11 But Mary stood weeping outside the tomb. As she wept, she bent over to look into the tomb; 12 and she saw two angels in white, sitting where the body of Jesus had been lying, one at the head and the other at the feet. 13 They said to her, “Woman, why are you weeping?” She said to them, “They have taken away my Lord, and I do not know where they have laid him.” 14 When she had said this, she turned around and saw Jesus standing there, but she did not know that it was Jesus. 15 Jesus said to her, “Woman, why are you weeping? Whom are you looking for?” Supposing him to be the gardener, she said to him, “Sir, if you have carried him away, tell me where you have laid him, and I will take him away.” 16 Jesus said to her, “Mary!” She turned and said to him in Hebrew, “Rabbouni!” (which means Teacher). 17 Jesus said to her, “Do not hold on to me, because I have not yet ascended to the Father.
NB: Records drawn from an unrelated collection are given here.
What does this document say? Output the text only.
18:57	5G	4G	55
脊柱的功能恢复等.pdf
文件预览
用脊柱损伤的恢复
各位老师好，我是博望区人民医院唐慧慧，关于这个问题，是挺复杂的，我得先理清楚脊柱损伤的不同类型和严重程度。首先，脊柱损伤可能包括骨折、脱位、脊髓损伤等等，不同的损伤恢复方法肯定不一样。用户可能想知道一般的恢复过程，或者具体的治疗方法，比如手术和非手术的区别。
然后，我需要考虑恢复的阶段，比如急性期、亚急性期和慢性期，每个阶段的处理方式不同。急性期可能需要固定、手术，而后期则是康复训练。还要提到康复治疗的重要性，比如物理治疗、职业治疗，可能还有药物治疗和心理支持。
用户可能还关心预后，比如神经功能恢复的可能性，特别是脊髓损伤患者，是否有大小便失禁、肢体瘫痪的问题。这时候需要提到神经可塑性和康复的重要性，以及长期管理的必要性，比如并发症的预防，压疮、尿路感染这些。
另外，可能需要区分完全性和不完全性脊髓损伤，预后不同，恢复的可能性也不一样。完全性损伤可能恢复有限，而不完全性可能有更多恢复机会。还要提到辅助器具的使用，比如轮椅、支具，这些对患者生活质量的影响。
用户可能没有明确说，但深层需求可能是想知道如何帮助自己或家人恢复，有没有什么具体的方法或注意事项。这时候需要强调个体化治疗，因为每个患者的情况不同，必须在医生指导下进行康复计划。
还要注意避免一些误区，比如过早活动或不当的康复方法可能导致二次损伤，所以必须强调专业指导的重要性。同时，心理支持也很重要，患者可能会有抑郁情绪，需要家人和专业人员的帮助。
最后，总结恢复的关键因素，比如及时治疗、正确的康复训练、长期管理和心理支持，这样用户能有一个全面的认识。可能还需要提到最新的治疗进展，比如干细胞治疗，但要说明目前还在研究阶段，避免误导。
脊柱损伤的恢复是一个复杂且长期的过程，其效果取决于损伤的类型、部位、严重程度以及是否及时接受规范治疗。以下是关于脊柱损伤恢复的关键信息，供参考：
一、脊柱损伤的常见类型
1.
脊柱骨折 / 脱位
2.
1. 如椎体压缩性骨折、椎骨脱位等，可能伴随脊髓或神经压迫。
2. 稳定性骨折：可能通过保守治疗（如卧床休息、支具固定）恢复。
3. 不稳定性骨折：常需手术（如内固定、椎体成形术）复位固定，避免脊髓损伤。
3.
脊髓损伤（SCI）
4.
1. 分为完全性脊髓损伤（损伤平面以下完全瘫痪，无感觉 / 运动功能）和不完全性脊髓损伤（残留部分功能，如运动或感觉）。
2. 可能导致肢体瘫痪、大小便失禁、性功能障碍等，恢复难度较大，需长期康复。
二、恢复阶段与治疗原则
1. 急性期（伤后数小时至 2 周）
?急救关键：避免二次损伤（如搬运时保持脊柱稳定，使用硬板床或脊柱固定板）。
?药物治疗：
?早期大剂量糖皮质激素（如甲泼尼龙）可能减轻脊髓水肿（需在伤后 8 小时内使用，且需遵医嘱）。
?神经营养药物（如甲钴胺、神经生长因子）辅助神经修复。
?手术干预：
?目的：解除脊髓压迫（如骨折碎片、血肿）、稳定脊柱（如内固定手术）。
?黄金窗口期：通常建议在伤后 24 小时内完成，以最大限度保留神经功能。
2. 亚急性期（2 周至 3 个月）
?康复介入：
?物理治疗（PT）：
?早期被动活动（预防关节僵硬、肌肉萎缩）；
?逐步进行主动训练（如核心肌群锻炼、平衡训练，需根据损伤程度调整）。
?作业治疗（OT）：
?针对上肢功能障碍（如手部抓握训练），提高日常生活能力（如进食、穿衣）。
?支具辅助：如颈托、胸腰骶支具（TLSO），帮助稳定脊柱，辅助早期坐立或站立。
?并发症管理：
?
But go to my brothers and say to them, ‘I am ascending to my Father and your Father, to my God and your God.’ ” 18 Mary Magdalene went and announced to the disciples, “I have seen the Lord”; and she told them that he had said these things to her.
Mark 16:1–8
16 When the sabbath was over, Mary Magdalene, and Mary the mother of James, and Salome bought spices, so that they might go and anoint him. 2 And very early on the first day of the week, when the sun had risen, they went to the tomb. 3 They had been saying to one another, “Who will roll away the stone for us from the entrance to the tomb?” 4 When they looked up, they saw that the stone, which was very large, had already been rolled back. 5 As they entered the tomb, they saw a young man, dressed in a white robe, sitting on the right side; and they were alarmed. 6 But he said to them, “Do not be alarmed; you are looking for Jesus of Nazareth, who was crucified. He has been raised; he is not here. Look, there is the place they laid him. 7 But go, tell his disciples and Peter that he is going ahead of you to Galilee; there you will see him, just as he told you.” 8 So they went out and fled from the tomb, for terror and amazement had seized them; and they said nothing to anyone, for they were afraid.